Hablé con una amiga de la desprolijidad de sostener dos amores en sincro y del error que cometí al tachar la doble, reflexioné seriamente sobre el plan canje y de otorgarle a un actor de reparto el papel principal, aunque no le dé el cuero, voy a forzarlo, evidentemente es hijo del rigor.
Me alquilé una peli en el 7mo arte que resultó ser un documental de putas y travestis, afuera llovía y no nos alcanzó el chocolate, calenté agua y terminamos tomando mates lavados en el piso.
Fumé mas de la cuenta (no estaba llegando a los 15), Betty me vendió un pan multicereal que tenía hongos así que se lo devolví y me compré un Bimbo horrible símil pan de campo, pero le faltó mucho, no llegó.
Cuando me quedé sola y la tarde se estaba retirando me bañe por un tiempo que no calculé pero creo fue excesivo, me arrugué todos los dedos, decidí desconectar el teléfono de línea, el celular ya lo había apagado hacía 2 días, me puse la camiseta rota y el pantalón violeta de dormir y casi termino el libro del caimanazo, me quedaron 5 hojas por leer, me dio lástima despedirme así que lo deje en suspenso.
Me crucé al quiosco, en el ascensor me encuentro con un vecino resfriado, hablamos del tiempo, las pestes y los mocos, me confundí de llave así que él abrió la puerta, salté un charco mal, me moje un poco, compre algo para tomar y volví a mi bunker.
Los feriados de agua no dan para mucho mas... me conformo con poco, o no, cantarle al espejo estuvo bien, voy a intentar sacar la letra de unza unza, voy a lavar las toallas que destiñen y después a dormir... la una de la mañana.. se paso rápido... mañana a las 6 y media... me tengo que acordar de comprar la cuerda del violín, era medio berreta, se me cortó. Mañana 6 y media.. bueno mañana martes 6 y media, ahí no suena tan mal, por lo menos hoy no es domingo y mañana no es lunes...

lunes, junio 19, 2006

El Ego ha dicho



Gira, rota sobre su eje, las banderas se hinchan de aliento fresco, alondras, diáfanos vientos son los que nos agitan la sangre, y el fondo del vaso en que te untas aparece blindado como tu escafandra que no te respira, ni la respiras tú, coral avaro, misionas por tus ecos de la nada, ecos del silencio y así silencias la espera que se ahueca, se hace lecho, un colchón vencido.
Sigue, sigues ahí donde te vi hace tiempo, donde te dejó la bruma de la mañana sin mas, sin destapadores ni latas de conserva, y si miro desde mi espalda te veo, soberbio delirante, que te escondes de la música y los campos, te espera una siesta que no se deja dormir, me espera la sucesión de días que no tarda en llegar, pero no la quiero, no sin mi bolsa de dormir entibiando mis dedos.
Las plumas parieron pájaros que alucinan de una fiebre del color de las uvas añejas, donde comienza y termina para volver a comenzar, ahí, en ese punto exacto en que se une el principio y el fin, me planto para cerrar y abrir, espirales trompos mandalas... Y te veo, siempre con los otros ojos que no se tocan, los ojos sin rimel.. empiezo a otoñarme, así es de complicado lo mas simple. El arco de mi violín erecto aun desafina, raro insecto de mi microscopio, porque el lector de diarios es siempre miserable, pero no sirven los textos, no ya no y corren las palabras por tus renglones filosos y se cortan, como todo el que recorre un filo, como mis paltas sin su gigante semilla, te veo fálico como todo prepotente borrando borrando, sin saber que tu meridiano huye.

sábado, junio 17, 2006

Abruzzo


El sabor de las almejas doradas, ocres, blancas en la siesta de mi cuerpo.
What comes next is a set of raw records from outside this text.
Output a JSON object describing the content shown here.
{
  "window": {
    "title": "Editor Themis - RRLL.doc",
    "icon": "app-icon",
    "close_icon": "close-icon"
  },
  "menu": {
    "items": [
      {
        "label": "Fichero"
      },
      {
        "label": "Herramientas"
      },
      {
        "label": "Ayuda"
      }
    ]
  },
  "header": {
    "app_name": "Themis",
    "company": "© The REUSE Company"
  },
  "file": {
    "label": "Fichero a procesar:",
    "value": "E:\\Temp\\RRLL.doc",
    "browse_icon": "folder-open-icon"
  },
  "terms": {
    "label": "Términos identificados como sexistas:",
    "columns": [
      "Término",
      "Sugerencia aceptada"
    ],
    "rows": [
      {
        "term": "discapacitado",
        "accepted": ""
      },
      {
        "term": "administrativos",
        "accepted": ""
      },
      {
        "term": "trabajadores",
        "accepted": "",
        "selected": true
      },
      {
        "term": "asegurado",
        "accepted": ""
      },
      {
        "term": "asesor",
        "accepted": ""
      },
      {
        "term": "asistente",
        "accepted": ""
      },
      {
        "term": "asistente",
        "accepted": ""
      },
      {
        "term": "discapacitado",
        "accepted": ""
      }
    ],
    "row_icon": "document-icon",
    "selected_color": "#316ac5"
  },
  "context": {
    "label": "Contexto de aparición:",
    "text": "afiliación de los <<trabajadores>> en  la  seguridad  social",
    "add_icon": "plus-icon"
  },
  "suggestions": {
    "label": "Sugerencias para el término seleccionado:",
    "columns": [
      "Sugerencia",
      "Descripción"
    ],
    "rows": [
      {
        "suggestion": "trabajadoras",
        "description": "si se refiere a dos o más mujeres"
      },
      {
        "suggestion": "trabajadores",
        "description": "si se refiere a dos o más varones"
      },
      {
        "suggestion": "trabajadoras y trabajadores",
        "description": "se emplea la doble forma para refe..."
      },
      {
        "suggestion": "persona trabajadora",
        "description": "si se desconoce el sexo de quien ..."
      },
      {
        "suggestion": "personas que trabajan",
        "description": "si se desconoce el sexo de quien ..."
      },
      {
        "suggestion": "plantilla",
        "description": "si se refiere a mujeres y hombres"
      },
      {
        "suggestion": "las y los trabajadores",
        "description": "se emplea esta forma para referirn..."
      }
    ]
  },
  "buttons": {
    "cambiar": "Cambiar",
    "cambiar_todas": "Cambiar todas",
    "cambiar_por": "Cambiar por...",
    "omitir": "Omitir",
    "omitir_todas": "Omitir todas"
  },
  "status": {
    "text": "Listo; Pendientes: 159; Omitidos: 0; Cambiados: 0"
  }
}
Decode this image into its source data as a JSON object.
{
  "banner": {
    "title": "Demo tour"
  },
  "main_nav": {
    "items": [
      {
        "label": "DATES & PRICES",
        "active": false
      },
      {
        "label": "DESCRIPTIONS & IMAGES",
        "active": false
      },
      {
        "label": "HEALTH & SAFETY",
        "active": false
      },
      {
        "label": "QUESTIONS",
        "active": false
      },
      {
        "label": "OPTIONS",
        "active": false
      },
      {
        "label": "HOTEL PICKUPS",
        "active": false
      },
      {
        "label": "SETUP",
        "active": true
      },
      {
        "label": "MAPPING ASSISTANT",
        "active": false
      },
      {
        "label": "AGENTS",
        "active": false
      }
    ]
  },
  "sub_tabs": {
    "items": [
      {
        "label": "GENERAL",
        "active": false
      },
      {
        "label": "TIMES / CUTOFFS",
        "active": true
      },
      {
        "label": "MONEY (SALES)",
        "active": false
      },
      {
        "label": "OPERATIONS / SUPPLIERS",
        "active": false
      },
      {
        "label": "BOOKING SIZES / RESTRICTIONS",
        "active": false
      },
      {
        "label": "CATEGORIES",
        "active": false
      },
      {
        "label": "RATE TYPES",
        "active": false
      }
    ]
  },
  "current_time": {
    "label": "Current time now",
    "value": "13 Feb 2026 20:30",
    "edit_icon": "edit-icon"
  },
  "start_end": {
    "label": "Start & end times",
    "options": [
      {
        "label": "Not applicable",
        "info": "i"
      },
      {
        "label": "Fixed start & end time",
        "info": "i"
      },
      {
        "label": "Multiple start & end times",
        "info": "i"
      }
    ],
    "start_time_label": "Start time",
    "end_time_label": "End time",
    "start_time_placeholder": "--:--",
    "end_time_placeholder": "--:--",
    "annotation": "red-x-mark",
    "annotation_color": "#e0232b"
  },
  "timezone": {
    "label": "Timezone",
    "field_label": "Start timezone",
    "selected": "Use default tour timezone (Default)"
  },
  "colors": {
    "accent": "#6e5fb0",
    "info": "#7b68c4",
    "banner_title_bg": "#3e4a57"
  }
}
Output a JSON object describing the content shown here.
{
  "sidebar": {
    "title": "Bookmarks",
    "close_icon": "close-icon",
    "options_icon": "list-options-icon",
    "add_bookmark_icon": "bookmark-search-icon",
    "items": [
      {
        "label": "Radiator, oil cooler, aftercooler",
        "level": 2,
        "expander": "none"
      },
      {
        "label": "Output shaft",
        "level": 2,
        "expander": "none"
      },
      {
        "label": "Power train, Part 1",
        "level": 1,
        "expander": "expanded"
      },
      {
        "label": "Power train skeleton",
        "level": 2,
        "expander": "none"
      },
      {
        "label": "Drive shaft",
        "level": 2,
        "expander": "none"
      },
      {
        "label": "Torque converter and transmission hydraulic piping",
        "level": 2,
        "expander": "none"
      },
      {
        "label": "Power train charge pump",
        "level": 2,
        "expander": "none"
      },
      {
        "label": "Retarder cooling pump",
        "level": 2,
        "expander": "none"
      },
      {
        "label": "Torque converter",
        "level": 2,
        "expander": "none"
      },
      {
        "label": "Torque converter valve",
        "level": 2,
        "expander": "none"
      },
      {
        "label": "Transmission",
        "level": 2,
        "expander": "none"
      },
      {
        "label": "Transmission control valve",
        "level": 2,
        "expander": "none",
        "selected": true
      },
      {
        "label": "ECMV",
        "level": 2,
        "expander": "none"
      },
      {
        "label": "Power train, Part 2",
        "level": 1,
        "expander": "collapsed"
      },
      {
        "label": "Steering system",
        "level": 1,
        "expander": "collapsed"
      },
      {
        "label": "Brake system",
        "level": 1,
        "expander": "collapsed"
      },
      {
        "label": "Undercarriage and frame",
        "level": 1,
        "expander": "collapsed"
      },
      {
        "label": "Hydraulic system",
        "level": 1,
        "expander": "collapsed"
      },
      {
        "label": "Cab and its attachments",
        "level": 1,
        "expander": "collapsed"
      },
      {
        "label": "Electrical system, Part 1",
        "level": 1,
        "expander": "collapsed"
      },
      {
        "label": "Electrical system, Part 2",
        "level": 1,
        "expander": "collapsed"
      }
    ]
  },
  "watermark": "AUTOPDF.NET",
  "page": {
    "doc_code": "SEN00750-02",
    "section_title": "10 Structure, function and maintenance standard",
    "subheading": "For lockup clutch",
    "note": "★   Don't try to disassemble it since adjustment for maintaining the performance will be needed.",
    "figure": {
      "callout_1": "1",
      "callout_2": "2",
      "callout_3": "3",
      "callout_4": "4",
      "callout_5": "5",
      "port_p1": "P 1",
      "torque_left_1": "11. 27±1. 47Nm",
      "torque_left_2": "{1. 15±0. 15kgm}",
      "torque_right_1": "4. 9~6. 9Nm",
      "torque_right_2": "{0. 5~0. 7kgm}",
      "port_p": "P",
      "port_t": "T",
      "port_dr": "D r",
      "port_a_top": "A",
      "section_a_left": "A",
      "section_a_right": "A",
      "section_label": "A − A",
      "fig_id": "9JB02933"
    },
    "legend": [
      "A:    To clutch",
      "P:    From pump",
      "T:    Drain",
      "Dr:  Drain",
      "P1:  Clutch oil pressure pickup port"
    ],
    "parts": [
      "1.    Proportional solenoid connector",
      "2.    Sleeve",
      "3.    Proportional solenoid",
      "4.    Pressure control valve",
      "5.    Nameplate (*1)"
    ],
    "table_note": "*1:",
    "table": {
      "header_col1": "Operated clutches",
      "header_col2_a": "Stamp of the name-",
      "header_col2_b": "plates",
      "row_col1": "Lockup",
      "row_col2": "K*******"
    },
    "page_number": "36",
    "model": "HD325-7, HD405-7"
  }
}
Un hilo de sol en el vértice del espejo, se escuchan vasijas de roja arcilla sobre la mesada y el delantal de la antigua mujer se frota de harina.
La joven de pañuelo rojo entra desde la tierra, trae tomates y agua fresca de la orilla del cuerpo del hombre que la supo amar en sueños, por años; ella no lo sabe.
El puente cruje, las chicharras anuncian otra lluvia, la de entonces, la de peces naranjas y yo nado por horas en la nada.
Una voz anuncia la llegada de los caracoles, hace 200 días que los esperan, rodean un árbol y los reciben con papas dulces y guirnaldas.
Me visto de azul, rozo un cuerpo que no se ve, por la ventana se dibuja el pueblo, escucho a la joven, ahora mujer, que le confiesa a una pila de papeles su amor por otro hombre. Pienso en los amores que no son, en la construcción del destino, en los apellidos y las generaciones, las constelaciones, los orígenes, las historias que se repiten, la imposibilidad ante las ausencias y las tristezas que no buscamos.

viernes, junio 16, 2006

Sucedió que

Me abrazó como a un sueño perdido que se recupera de golpe.
Recitó algún poema de bienvenida y brindó en voz alta, tomando una estrella de su bolsillo que alojó en mi cuerpo, sin mas.
Desenterró tres lombrices, se descalzó apurado y cantó en portugués algo que hablaba de la vida y los amores.
Mereció aplausos que no llegaron, intentó hacer la vertical en la arena húmeda.
Me pidió un hijo y se lo di.
Fue después de encender el fuego, con la luna tocando los paraísos.

La Palta y Yo

Ayer compré una palta y la transporté en una bolsa sin inscripciones, anónima, blanca casi transparente por dos cuadras. Después olvidé o no recordé. Sesenta minutos pasaron, era tarde, me acordé y pensé en su carozo, luego en su cuerpo. La palta, untuosa por fuera y con su interior de semilla gigante, me asusta un poco, la palta no, me asusta el asunto del carozo en el centro, un carozo para dos mitades. Cuando la partimos, ¿quién se queda con el carozo? Cuando me escindo, ¿qué parte de mí se queda con el carozo y a qué parte le dejo el hueco libre, vacío, a la vista de todos? vos sabes que no siento susto o miedo... casi nunca... nunca casi.. a veces.... ahora sí.
Tengo la sensación de que ayer nos acunó la misma mano de la misma noche, la mía tenía las uñas llenas de tierra, ¿la tuya también? ya pasa, ya pasa, me voy adentro.. por las dudas.

miércoles, junio 14, 2006

Estos Tiempos


A la hora de los azules
nace un día tibio, elevo mi rostro de espejos,
aclaran lagunas.
A la hora de los azules
un nuevo amante, los aires limpios
me contagian su sed de agua fresca.
A la hora de los azules
se aparean mis senos,
respiro del paisaje, camino desde la tierra, burlo silencios.

sábado, junio 10, 2006

La Matanza del Salmón


El plan, ir a escuchar a Sole y a su violín al renombrado Teatro Colón.
Nunca antes había ido el Colón, el día que tuve la posibilidad de asistir a una visita guiada me enfermé, teniendo que faltar al colegio, así que el micro partió al mismo tiempo en que yo tragaba una pastilla de amoxidal 500.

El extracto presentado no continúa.